Avatar de Ilyasse Rhamir
Temps de lecture :

Migration : comment les ONG internationales redessinent la politique marocaineIllustration avec un zodiac en pleine mer © DR

A
A
A
A
A

Alors que Rabat revendique une politique migratoire humaniste et souveraine, une enquête de Migrapress révèle l’emprise persistante des ONG internationales dans la gestion des programmes financés par l’Union européenne. Un système où les acteurs marocains sont cantonnés à des rôles secondaires, malgré leur connaissance fine du terrain.

Depuis plus d’une décennie, la politique migratoire marocaine s’inscrit dans un cadre de coopération étroite avec l’Union européenne. Officiellement pensée comme un partenariat « équilibré », cette relation repose sur un flux financier considérable, orienté vers la gestion des frontières, l’assistance aux migrants et l’appui institutionnel. Mais derrière cette façade consensuelle, une autre réalité s’impose : celle d’une gouvernance largement façonnée par des organisations internationales, au détriment des structures nationales et locales.

Un rapport de Migrapress, signé par le chercheur Hassan Bentaleb en 2025, met en lumière les mécanismes qui reproduisent ce déséquilibre et interrogent la souveraineté marocaine en matière de migration. À travers une analyse minutieuse du fonctionnement des financements européens, il décrit un modèle où les ONG internationales contrôlent la conception, la mise en œuvre et l’évaluation des projets, reléguant les associations marocaines au second plan.

Lire aussi : Le Maroc au cœur des routes migratoires

L’hégémonie des ONG internationales : une machine bien rodée

À partir de 2014, avec l’accélération de la coopération migratoire entre Rabat et Bruxelles, l’UE a imposé un modèle opérationnel dominé par les grandes agences internationales. L’OIM, le HCR et des consortiums européens spécialisés se sont rapidement positionnés comme les interlocuteurs privilégiés de la Commission européenne. Leur maîtrise des procédures administratives, leur capacité logistique et leur réputation internationale leur confèrent une position dominante dans la compétition pour les financements.

Les montants en jeu sont faramineux : 234 millions d’euros ont été injectés entre 2015 et 2021 via le Fonds fiduciaire d’urgence pour l’Afrique.

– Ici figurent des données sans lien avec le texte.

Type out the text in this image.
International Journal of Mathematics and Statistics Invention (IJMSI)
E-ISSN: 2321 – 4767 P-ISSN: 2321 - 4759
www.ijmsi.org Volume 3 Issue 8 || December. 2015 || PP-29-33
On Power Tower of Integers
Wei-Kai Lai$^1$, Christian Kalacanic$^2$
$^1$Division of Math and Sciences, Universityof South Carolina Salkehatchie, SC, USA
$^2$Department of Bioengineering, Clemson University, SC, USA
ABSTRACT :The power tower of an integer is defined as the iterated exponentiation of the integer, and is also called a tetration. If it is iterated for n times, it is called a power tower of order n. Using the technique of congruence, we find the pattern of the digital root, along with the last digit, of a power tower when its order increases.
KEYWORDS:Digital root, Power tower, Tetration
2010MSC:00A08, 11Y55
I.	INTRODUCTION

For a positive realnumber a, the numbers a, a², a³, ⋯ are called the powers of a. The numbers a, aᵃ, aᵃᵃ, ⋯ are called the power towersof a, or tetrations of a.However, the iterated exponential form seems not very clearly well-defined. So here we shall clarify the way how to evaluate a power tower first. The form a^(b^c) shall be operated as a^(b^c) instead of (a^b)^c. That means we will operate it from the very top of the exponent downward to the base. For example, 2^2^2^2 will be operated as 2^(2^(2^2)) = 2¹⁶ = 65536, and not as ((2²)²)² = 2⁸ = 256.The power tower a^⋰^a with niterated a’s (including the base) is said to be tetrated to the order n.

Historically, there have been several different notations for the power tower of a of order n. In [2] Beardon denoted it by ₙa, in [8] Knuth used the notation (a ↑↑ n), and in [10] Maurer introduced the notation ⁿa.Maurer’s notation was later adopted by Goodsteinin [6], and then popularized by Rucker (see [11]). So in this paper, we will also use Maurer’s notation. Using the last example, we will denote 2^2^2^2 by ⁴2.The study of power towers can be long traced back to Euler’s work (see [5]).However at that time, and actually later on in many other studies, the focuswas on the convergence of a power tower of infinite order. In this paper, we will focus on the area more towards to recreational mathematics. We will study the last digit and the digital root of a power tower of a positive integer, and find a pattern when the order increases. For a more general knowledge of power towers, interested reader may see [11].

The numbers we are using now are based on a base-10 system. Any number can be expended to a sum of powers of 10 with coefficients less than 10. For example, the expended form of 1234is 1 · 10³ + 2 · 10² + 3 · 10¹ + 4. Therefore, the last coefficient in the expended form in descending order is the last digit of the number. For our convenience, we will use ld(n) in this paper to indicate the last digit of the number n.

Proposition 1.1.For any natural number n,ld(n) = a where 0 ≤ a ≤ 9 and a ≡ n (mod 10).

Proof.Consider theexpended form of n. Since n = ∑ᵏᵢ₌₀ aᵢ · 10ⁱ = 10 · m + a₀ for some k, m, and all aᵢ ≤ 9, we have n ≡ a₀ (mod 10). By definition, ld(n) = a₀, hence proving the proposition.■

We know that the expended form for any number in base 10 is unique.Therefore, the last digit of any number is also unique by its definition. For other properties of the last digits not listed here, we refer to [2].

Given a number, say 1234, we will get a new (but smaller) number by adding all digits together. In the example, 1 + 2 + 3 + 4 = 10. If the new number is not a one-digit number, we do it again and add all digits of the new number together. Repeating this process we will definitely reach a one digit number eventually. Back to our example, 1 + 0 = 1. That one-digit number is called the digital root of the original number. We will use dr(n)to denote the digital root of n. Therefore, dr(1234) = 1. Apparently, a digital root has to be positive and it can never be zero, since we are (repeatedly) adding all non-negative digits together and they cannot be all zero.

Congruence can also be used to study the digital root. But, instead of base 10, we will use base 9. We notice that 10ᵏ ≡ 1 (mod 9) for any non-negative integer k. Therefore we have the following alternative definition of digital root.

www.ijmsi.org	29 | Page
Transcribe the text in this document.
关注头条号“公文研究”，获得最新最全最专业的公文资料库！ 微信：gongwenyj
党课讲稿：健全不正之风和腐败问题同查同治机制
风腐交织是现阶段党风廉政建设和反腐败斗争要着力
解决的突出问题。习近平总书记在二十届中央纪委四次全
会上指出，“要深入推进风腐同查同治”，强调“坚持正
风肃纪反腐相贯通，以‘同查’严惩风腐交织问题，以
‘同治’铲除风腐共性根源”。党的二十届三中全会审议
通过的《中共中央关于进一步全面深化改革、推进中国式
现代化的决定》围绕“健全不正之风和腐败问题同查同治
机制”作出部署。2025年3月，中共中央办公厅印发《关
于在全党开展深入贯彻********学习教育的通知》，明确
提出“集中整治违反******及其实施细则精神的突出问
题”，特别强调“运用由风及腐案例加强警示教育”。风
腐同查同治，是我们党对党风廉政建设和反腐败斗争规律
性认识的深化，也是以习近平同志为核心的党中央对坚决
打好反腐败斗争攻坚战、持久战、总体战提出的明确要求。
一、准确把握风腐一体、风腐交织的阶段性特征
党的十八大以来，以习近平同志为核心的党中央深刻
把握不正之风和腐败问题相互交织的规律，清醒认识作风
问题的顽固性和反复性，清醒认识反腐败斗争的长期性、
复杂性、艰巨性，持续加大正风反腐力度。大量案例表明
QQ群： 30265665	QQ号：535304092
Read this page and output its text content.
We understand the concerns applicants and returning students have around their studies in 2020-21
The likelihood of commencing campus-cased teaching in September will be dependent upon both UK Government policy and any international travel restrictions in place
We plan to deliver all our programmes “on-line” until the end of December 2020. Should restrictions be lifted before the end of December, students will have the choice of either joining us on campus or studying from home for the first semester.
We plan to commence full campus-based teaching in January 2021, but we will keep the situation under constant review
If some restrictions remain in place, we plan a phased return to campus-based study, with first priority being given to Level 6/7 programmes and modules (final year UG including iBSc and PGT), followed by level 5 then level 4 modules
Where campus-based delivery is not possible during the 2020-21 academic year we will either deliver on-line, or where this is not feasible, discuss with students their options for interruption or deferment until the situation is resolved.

Et pour la période 2021-2027, Bruxelles a prévu une enveloppe de 500 millions d’euros. Pourtant, une grande partie de ces ressources est canalisée à travers des mécanismes centralisés qui privilégient des opérateurs internationaux déjà rompus aux logiques européennes.

Dans ce système, les ONG internationales ne sont pas seulement bénéficiaires : elles en structurent les règles. Elles décident des priorités, des indicateurs de performance, des zones d’intervention et même des méthodologies d’accompagnement. Leur rôle dépasse donc largement la simple exécution : elles façonnent l’architecture globale de la politique migratoire financée par l’Europe.

Migration interne : l’herbe plus verte ailleurs ?

Les ONG marocaines confinées à des rôles subalternes

Face à cette mécanique bien huilée, les organisations marocaines peinent à se frayer un chemin. Leur participation est souvent limitée à des tâches d’exécution : animation d’ateliers, encadrement social, accompagnement juridique, campagnes de sensibilisation ou suivi des retours volontaires. Elles n’ont que rarement accès aux phases stratégiques de conception ou d’évaluation des projets.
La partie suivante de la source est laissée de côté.